FIRRMA specifically limits CFIUS’s jurisdiction with respect to “other investments” made by a foreign person through certain investment funds. These investments will not be considered to be an “other investment” if the foreign person is a limited partner or equivalent on an advisory board or committee, and the following criteria are met: (i) the fund is managed exclusively by a general partner, managing member, or equivalent who is not a foreign person, (ii) the advisory board or committee does not have the ability to approve, disapprove or otherwise control investment decisions of the fund, or decisions made by the general partner or equivalent, (iii) the foreign person does not otherwise have the ability to control the fund, or have the authority to approve, disapprove or control the investment decisions of the fund, decisions made by the general partner or equivalent, or to unilaterally dismiss, prevent the dismissal of, select or determine the compensation of the general partner or equivalent, and (iv) the foreign person does not have access to material nonpublic technical information as a result of its participation on the advisory board or committee. Both U.S. investment funds and foreign investors in U.S. investment funds will likely need to consider these requirements and their implication for both fund structure and fund governance.

B. Expanded Remedies.

FIRRMA expands CFIUS’s possible responses to transactions which raise national security risks to include suspending the transaction while under review, cutting short its investigation to refer the transaction to the president, and imposing agreements or conditions on the transaction to mitigate risk.[11] Any such agreement or condition must include specifics on compliance, including the frequency of compliance reviews, details on how compliance will be monitored and penalties if parties fail to comply. Furthermore, in the event a party abandons a transaction, CFIUS is now vested with the power to negotiate and enter into any agreement to effectuate a party’s abandonment of a transaction.

C. Procedural Changes.

a. Notices & Declarations.

FIRRMA retains CFIUS’s current procedures allowing any party to a transaction to initiate CFIUS review by submitting written notice. FIRRMA also creates an expedited process in the form of an abbreviated five page or less “declaration,” as an alternative to a formal written notice.[12] A party to any covered transaction may submit to the Committee such a declaration detailing the basic information regarding the transaction. In forthcoming regulations, CFIUS will further establish the requirements for these declarations. After a declaration has been received, CFIUS may (i) request the parties file a written notice, (ii) initiate unilateral review of the transaction, or (iii) notify the parties in writing that the CFIUS has completed all action with respect to the transaction.[13]
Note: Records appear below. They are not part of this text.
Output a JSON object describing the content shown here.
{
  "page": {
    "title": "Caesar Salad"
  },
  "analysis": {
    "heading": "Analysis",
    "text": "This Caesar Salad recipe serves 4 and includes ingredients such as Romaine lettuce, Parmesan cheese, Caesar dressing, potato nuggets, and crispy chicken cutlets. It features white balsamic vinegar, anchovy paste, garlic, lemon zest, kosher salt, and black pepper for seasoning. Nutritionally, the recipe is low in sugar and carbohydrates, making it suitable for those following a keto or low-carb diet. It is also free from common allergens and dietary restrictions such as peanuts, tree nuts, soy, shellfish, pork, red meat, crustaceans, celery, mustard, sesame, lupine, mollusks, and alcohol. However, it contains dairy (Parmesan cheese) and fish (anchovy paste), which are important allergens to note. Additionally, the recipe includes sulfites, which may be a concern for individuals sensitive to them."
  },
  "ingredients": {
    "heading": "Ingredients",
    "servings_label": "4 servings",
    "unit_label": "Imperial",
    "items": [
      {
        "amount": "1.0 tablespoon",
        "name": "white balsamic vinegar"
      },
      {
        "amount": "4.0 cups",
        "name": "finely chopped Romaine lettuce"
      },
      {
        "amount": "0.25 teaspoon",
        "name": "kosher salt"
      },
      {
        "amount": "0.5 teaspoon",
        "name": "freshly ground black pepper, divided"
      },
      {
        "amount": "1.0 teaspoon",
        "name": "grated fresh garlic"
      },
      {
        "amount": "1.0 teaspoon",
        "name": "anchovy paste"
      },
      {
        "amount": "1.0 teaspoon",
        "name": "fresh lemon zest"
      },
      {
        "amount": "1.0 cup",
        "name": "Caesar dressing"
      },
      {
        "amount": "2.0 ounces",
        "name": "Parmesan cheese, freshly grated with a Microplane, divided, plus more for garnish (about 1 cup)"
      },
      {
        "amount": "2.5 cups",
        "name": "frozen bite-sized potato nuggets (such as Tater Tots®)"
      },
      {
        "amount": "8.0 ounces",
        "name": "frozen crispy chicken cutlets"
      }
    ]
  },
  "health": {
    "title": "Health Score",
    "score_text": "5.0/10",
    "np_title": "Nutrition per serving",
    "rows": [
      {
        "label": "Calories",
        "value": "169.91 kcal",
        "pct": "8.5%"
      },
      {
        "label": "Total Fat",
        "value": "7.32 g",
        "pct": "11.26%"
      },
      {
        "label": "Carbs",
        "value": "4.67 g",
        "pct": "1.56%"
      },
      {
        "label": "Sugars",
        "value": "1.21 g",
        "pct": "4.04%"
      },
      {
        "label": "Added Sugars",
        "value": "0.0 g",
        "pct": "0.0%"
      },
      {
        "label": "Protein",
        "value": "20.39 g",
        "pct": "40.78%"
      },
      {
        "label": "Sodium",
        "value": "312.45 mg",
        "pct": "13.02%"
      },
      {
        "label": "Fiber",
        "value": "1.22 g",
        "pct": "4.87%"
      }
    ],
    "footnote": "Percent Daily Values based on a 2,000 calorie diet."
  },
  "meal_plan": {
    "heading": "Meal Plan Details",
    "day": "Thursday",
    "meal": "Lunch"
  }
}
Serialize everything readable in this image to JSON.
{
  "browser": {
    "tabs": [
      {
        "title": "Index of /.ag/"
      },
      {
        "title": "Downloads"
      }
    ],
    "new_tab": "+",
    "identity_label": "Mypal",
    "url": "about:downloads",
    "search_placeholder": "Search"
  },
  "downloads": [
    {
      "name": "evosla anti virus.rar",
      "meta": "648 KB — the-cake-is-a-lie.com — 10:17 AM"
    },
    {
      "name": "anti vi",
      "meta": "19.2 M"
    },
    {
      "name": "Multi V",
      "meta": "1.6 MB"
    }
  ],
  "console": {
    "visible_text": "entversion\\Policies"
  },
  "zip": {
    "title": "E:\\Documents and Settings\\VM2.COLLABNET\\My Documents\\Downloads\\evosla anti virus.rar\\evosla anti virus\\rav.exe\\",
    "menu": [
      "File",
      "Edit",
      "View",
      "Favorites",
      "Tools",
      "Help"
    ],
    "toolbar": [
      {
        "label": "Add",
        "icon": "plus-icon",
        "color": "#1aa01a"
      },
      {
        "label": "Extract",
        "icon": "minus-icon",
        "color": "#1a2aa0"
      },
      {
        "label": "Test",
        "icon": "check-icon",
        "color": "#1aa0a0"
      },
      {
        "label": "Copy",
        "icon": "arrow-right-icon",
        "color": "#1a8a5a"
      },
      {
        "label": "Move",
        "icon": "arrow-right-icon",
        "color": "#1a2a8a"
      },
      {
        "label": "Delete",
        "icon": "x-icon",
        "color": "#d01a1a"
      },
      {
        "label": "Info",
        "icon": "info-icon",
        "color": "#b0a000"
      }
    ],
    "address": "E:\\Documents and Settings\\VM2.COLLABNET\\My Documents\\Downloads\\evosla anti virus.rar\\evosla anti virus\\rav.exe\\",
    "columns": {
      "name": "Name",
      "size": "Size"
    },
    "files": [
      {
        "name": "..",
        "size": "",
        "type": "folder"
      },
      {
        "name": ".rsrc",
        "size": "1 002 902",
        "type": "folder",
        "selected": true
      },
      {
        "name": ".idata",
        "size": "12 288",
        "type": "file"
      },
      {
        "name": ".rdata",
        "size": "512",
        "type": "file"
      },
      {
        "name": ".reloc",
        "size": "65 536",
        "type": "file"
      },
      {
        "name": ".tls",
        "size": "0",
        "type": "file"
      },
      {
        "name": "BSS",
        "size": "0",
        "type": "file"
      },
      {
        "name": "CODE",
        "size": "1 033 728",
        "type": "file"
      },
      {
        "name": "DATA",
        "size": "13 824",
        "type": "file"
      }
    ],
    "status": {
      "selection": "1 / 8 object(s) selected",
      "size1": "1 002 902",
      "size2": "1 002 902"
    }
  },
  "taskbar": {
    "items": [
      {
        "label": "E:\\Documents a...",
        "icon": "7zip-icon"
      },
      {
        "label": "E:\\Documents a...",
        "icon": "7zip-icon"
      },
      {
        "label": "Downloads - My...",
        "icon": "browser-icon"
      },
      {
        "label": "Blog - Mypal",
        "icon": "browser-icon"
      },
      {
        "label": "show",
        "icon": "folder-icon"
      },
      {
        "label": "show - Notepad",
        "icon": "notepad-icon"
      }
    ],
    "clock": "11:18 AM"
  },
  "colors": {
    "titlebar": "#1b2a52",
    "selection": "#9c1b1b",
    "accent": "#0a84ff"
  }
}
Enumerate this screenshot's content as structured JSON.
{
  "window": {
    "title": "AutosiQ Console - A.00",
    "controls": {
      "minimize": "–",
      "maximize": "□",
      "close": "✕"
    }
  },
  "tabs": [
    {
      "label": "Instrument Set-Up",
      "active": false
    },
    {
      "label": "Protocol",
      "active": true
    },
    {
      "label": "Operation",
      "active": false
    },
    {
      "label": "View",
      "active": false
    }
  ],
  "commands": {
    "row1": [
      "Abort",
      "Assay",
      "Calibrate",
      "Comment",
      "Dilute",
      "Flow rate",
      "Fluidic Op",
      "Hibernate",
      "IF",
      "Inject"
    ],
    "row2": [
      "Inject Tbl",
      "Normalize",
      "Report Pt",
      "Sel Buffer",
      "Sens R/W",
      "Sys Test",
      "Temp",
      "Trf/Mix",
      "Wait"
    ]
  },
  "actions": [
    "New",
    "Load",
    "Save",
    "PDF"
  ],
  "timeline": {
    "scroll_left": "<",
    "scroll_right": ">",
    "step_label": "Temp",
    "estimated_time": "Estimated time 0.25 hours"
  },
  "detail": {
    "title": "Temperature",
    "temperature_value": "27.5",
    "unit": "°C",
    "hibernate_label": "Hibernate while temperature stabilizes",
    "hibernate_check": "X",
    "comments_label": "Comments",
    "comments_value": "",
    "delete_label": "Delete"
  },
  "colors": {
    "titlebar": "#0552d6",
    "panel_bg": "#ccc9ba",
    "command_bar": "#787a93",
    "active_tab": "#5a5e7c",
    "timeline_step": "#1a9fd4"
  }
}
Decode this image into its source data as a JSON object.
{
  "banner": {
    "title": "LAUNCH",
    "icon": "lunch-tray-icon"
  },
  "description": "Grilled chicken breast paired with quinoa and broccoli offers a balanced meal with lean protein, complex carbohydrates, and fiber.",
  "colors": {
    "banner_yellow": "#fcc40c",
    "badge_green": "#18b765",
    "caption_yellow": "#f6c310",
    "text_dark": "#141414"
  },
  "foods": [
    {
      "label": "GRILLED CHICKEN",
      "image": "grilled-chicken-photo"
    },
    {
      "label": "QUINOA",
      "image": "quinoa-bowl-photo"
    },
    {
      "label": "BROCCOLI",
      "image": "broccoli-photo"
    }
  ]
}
While participation in the CFIUS review process has historically been voluntary, declarations are now mandatory with respect to certain covered transactions where a foreign government has a “substantial interest.” In the alternative to the mandatory declaration, the party may elect to submit a formal notice instead.[14] The scope of mandatory declarations will be set forth in forthcoming CFIUS regulations.

b. Review Period.

Under FIRRMA, CFIUS’s 30 day initial review period has been extended to 45 days.[15] Additionally, CFIUS’s 45-day investigation stage now includes a possible one-time 15 day extension period for “extraordinary circumstances.”[16]

c. Increased Reporting.

FIRRMA substantially increases the required disclosures in the CFIUS annual report to Congress. The report traditionally focused on aggregate statistics, but will now include details on each CFIUS case involving a full CFIUS notice, and include “basic information” on the parties and the results of the case.[17] 

FIRRMA requires two additional congressional reports from other departments. The U.S Secretary of Commerce is required to submit biennial reports to Congress and CFIUS on Chinese direct investment in the United States, and how it compares to the objectives of the Made in China 2025 plan, and U.S. foreign investment in China.[18] The U.S. Secretary of Homeland Security is required to submit a report to Congress on the risk related to foreign government investments in the U.S. rail industry, and how CFIUS can respond to any such security threats.[19] 

D. Institutional Changes.

a. Expanded Staff.

FIRRMA creates two new Senate confirmed positions responsible for overseeing CFIUS operations, requires a dedicated CFIUS staff, including an assistant secretary or equivalent position at other member agencies.[20] In addition, FIRRMA allows agencies to appoint new staff for CFIUS.

b. The CFIUS Fund.

Along with the expansion of CFIUS staff, FIRRMA establishes a CFIUS fund under which CFIUS may receive appropriated funds and fees for CFIUS related functions.[21] Effective immediately, CFIUS may impose filing fees not to exceed the lesser of 1 percent of the value of the transaction or $300,000.[22] Additionally, FIRRMA permits CFIUS to study the implementation of a “prioritization fee” that could be paid in addition to the filing fee in order for CFIUS to prioritize a response.[23] CFIUS related functions and their associated fees will be further specified in CFIUS regulations.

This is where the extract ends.